Megan Villalpando: Go in knowing that your culture is going to change—for the better—not that the last boss had a bad culture or anything like that, but the new boss can contribute something new, something different, something to your department as well, and to it to your team, ultimately. 

Jim Sparks: It’s part of ministry—we have to believe that God has placed them there for a very strong reason, and so we want to find what that is and support them however we can. 

4. Make them comfortable and set them up for success.

Jim Sparks: Being sensitive and going out of your way to make a transition as easy as possible…A few years ago…when I got a new corps officer and I highlighted on Google Maps all the locations of the restaurants and points of interest in the city, and my favorite restaurants that they could use, and where the kids’ school is in location. You could pin all those on one map and then create a link and send it to them.

5. Don’t compare them to previous bosses.

Megan Villalpando: I think the same with just carrying expectations over, and particularly if it’s your first officer change or the first time you’ve had a new boss sort of rotate in—it’s so tempting to be like ‘Oh, well so-and-so always did it this way or that way.’

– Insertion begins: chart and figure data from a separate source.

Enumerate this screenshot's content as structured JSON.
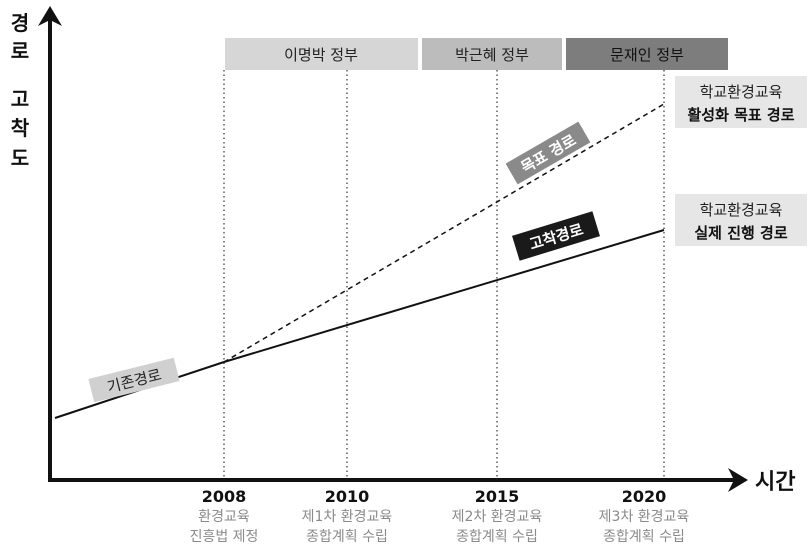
{
  "y_axis_label": [
    "경",
    "로",
    "",
    "고",
    "착",
    "도"
  ],
  "x_axis_label": "시간",
  "eras": [
    {
      "label": "이명박 정부"
    },
    {
      "label": "박근혜 정부"
    },
    {
      "label": "문재인 정부"
    }
  ],
  "years": [
    {
      "year": "2008",
      "line1": "환경교육",
      "line2": "진흥법 제정"
    },
    {
      "year": "2010",
      "line1": "제1차 환경교육",
      "line2": "종합계획 수립"
    },
    {
      "year": "2015",
      "line1": "제2차 환경교육",
      "line2": "종합계획 수립"
    },
    {
      "year": "2020",
      "line1": "제3차 환경교육",
      "line2": "종합계획 수립"
    }
  ],
  "path_labels": {
    "existing": "기존경로",
    "target": "목표 경로",
    "locked": "고착경로"
  },
  "right_labels": {
    "target_line1": "학교환경교육",
    "target_line2": "활성화 목표 경로",
    "actual_line1": "학교환경교육",
    "actual_line2": "실제 진행 경로"
  },
  "colors": {
    "era1": "#d6d6d6",
    "era2": "#bcbcbc",
    "era3": "#7d7d7d",
    "target_tag": "#8a8a8a",
    "locked_tag": "#1a1a1a",
    "existing_tag": "#d0d0d0",
    "year_caption": "#8a8a8a"
  }
}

Jim Sparks: When we had Major Ivan Wild and his brother replaced him, we did a lot of that…We used the same welcome poster for a Major Ivan that we did for Roy, but we just crossed out the names…We broke that rule for them and looking back, I didn’t need to break that rule. I would often say ‘Ivan would have approved this.’ 

6. Set your agenda aside.

Jim Sparks: Sometimes a trap that employees fall into with officer moves is kind of like power plays—when they know that there’s going to be a transition and so there becomes jockeying within departments because they might get a fresh start with someone else that they could maybe talk into getting them a better thing…I think that’s fairly common of when a department or a corps or anyone knows that they’re getting someone new… It’s just dangerous, and I think if that’s going on or you feel like you’re doing that, then that’s probably a symptom of your culture.

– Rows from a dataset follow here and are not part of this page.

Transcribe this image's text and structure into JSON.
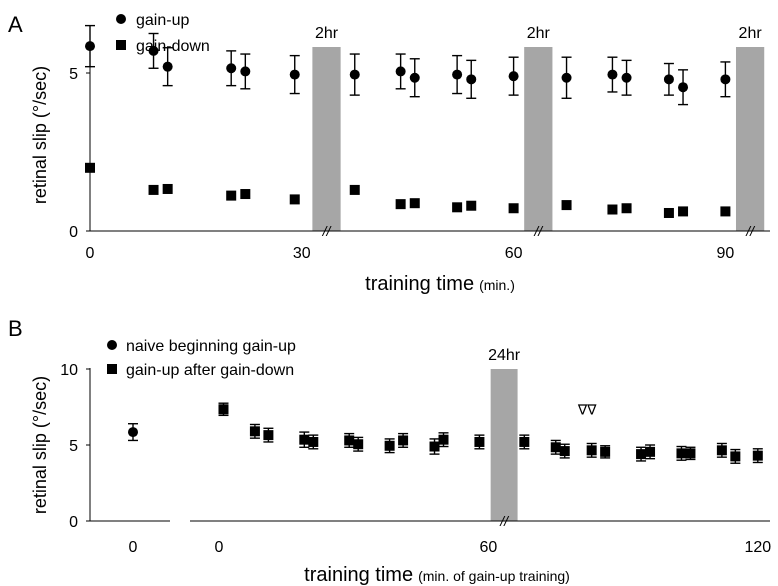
{
  "chart_data": [
    {
      "panel": "A",
      "type": "scatter",
      "xlabel": "training time",
      "xlabel_unit": "(min.)",
      "ylabel": "retinal slip (°/sec)",
      "xticks": [
        "0",
        "30",
        "60",
        "90"
      ],
      "yticks": [
        "0",
        "5"
      ],
      "xlim": [
        0,
        97
      ],
      "ylim": [
        0,
        7
      ],
      "legend_position": "top-left",
      "breaks": [
        {
          "label": "2hr",
          "x_from": 31.5,
          "x_to": 35.5
        },
        {
          "label": "2hr",
          "x_from": 61.5,
          "x_to": 65.5
        },
        {
          "label": "2hr",
          "x_from": 91.5,
          "x_to": 95.5
        }
      ],
      "series": [
        {
          "name": "gain-up",
          "marker": "circle",
          "x": [
            0,
            9,
            11,
            20,
            22,
            29,
            37.5,
            44,
            46,
            52,
            54,
            60,
            67.5,
            74,
            76,
            82,
            84,
            90
          ],
          "y": [
            5.85,
            5.7,
            5.2,
            5.15,
            5.05,
            4.95,
            4.95,
            5.05,
            4.85,
            4.95,
            4.8,
            4.9,
            4.85,
            4.95,
            4.85,
            4.8,
            4.55,
            4.8
          ],
          "err": [
            0.65,
            0.55,
            0.6,
            0.55,
            0.55,
            0.6,
            0.65,
            0.55,
            0.6,
            0.6,
            0.6,
            0.6,
            0.65,
            0.55,
            0.55,
            0.5,
            0.55,
            0.55
          ]
        },
        {
          "name": "gain-down",
          "marker": "square",
          "x": [
            0,
            9,
            11,
            20,
            22,
            29,
            37.5,
            44,
            46,
            52,
            54,
            60,
            67.5,
            74,
            76,
            82,
            84,
            90
          ],
          "y": [
            2.0,
            1.3,
            1.33,
            1.12,
            1.17,
            1.0,
            1.3,
            0.85,
            0.88,
            0.75,
            0.8,
            0.72,
            0.82,
            0.68,
            0.72,
            0.57,
            0.62,
            0.62
          ],
          "err": [
            0,
            0,
            0,
            0,
            0,
            0,
            0,
            0,
            0,
            0,
            0,
            0,
            0,
            0,
            0,
            0,
            0,
            0
          ]
        }
      ]
    },
    {
      "panel": "B",
      "type": "scatter",
      "xlabel": "training time",
      "xlabel_unit": "(min. of gain-up training)",
      "ylabel": "retinal slip (°/sec)",
      "xticks": [
        "0",
        "0",
        "60",
        "120"
      ],
      "yticks": [
        "0",
        "5",
        "10"
      ],
      "ylim": [
        0,
        10
      ],
      "legend_position": "top-left",
      "breaks": [
        {
          "label": "24hr",
          "x_from": 60.5,
          "x_to": 66.5
        }
      ],
      "annotation": "∇∇",
      "annotation_x": 82,
      "annotation_y": 7.0,
      "series": [
        {
          "name": "naive beginning gain-up",
          "marker": "circle",
          "x": [
            0
          ],
          "y": [
            5.85
          ],
          "err": [
            0.55
          ]
        },
        {
          "name": "gain-up after gain-down",
          "marker": "square",
          "x": [
            1,
            8,
            11,
            19,
            21,
            29,
            31,
            38,
            41,
            48,
            50,
            58,
            68,
            75,
            77,
            83,
            86,
            94,
            96,
            103,
            105,
            112,
            115,
            120
          ],
          "y": [
            7.35,
            5.9,
            5.65,
            5.35,
            5.2,
            5.3,
            5.05,
            4.95,
            5.3,
            4.9,
            5.35,
            5.2,
            5.2,
            4.85,
            4.6,
            4.65,
            4.55,
            4.4,
            4.55,
            4.45,
            4.45,
            4.65,
            4.25,
            4.3
          ],
          "err": [
            0.4,
            0.45,
            0.45,
            0.5,
            0.45,
            0.45,
            0.45,
            0.45,
            0.45,
            0.5,
            0.45,
            0.45,
            0.45,
            0.45,
            0.45,
            0.45,
            0.4,
            0.45,
            0.45,
            0.45,
            0.4,
            0.45,
            0.45,
            0.45
          ]
        }
      ]
    }
  ],
  "panels": {
    "a": {
      "letter": "A"
    },
    "b": {
      "letter": "B"
    }
  }
}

7. Remember what your role is. 

Kathy Lovin: No matter who’s sitting in the desk down the hall, the details of my job might change a little bit based on their priorities, but my job really still is to equip the field and mentor the field and to train, and hopefully model certain things, for the field so I really can’t let anything get in the way of that.

8. You might feel grief.

Jim Sparks: You could just be in pure grief mode and it has nothing to do with the person who’s now appointed to your area, and personally you could just be really upset your person has gone and having to deal with that, and that’s happened to me over the years. There’s been different people that I was like, ‘I can’t believe they’re gone, and this is crazy,’ and dealing with it, but I think talking it through and still constantly trying to see a bigger picture out of everything.

9. Keep perspective.

Jim Sparks: I think again the most important thing we need to recognize is that our lives are going to change a little bit. Their lives are changing a great deal. They’re going to a new place, they’re going to a new community. If they have kids, then their kids are going to a different thing and different school, and there’s a lot more emotion than on our end. 

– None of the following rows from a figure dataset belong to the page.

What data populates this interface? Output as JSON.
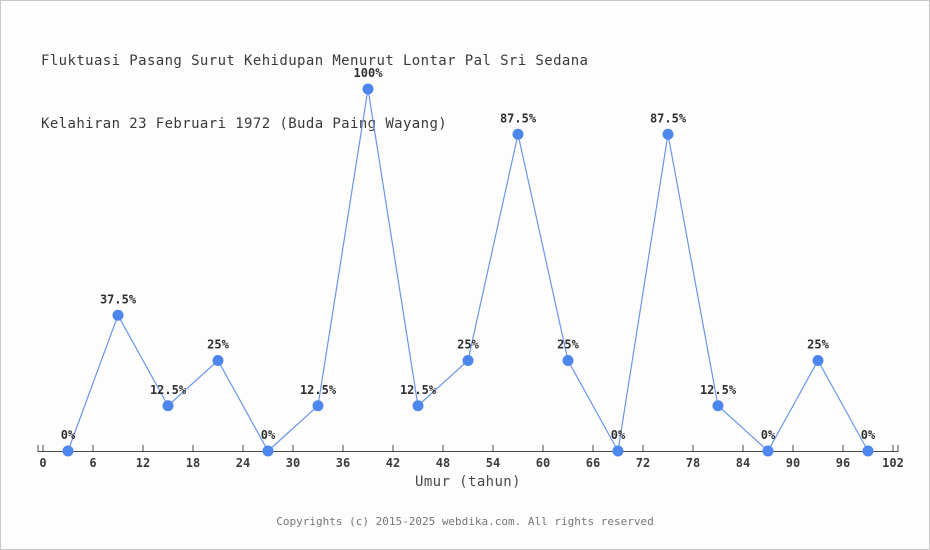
{
  "header": {
    "title_line1": "Fluktuasi Pasang Surut Kehidupan Menurut Lontar Pal Sri Sedana",
    "title_line2": "Kelahiran 23 Februari 1972 (Buda Paing Wayang)"
  },
  "chart_data": {
    "type": "line",
    "title": "Fluktuasi Pasang Surut Kehidupan Menurut Lontar Pal Sri Sedana Kelahiran 23 Februari 1972 (Buda Paing Wayang)",
    "x": [
      3,
      9,
      15,
      21,
      27,
      33,
      39,
      45,
      51,
      57,
      63,
      69,
      75,
      81,
      87,
      93,
      99
    ],
    "values": [
      0,
      37.5,
      12.5,
      25,
      0,
      12.5,
      100,
      12.5,
      25,
      87.5,
      25,
      0,
      87.5,
      12.5,
      0,
      25,
      0
    ],
    "point_labels": [
      "0%",
      "37.5%",
      "12.5%",
      "25%",
      "0%",
      "12.5%",
      "100%",
      "12.5%",
      "25%",
      "87.5%",
      "25%",
      "0%",
      "87.5%",
      "12.5%",
      "0%",
      "25%",
      "0%"
    ],
    "x_ticks": [
      0,
      6,
      12,
      18,
      24,
      30,
      36,
      42,
      48,
      54,
      60,
      66,
      72,
      78,
      84,
      90,
      96,
      102
    ],
    "xlabel": "Umur (tahun)",
    "ylabel": "",
    "xlim": [
      0,
      102
    ],
    "ylim": [
      0,
      100
    ],
    "grid": false,
    "legend": "none",
    "colors": {
      "line": "#6b96e8",
      "marker": "#4d86ec",
      "axis": "#4a4a4a",
      "tick_text": "#3a3a3a",
      "point_label_text": "#2f2f2f"
    }
  },
  "footer": {
    "copyright": "Copyrights (c) 2015-2025 webdika.com. All rights reserved"
  },
  "colors": {
    "background": "#fdfdfd",
    "frame_border": "#c9c9c9",
    "title_text": "#3a3a3a",
    "footer_text": "#767676"
  }
}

10. Watch for signs of joy.

Megan Villalpando: A marker, I guess, for seeing if an officer transition is going well is if they’re doing something that they really love to do— so if they found some type of project, they’ve found some sort of little niche or focused area of something that they really, really love to do and they found that and they’re doing it as bring them a lot of joy…to me that’s the sign they’re settling in and kind of figuring out their role within that team.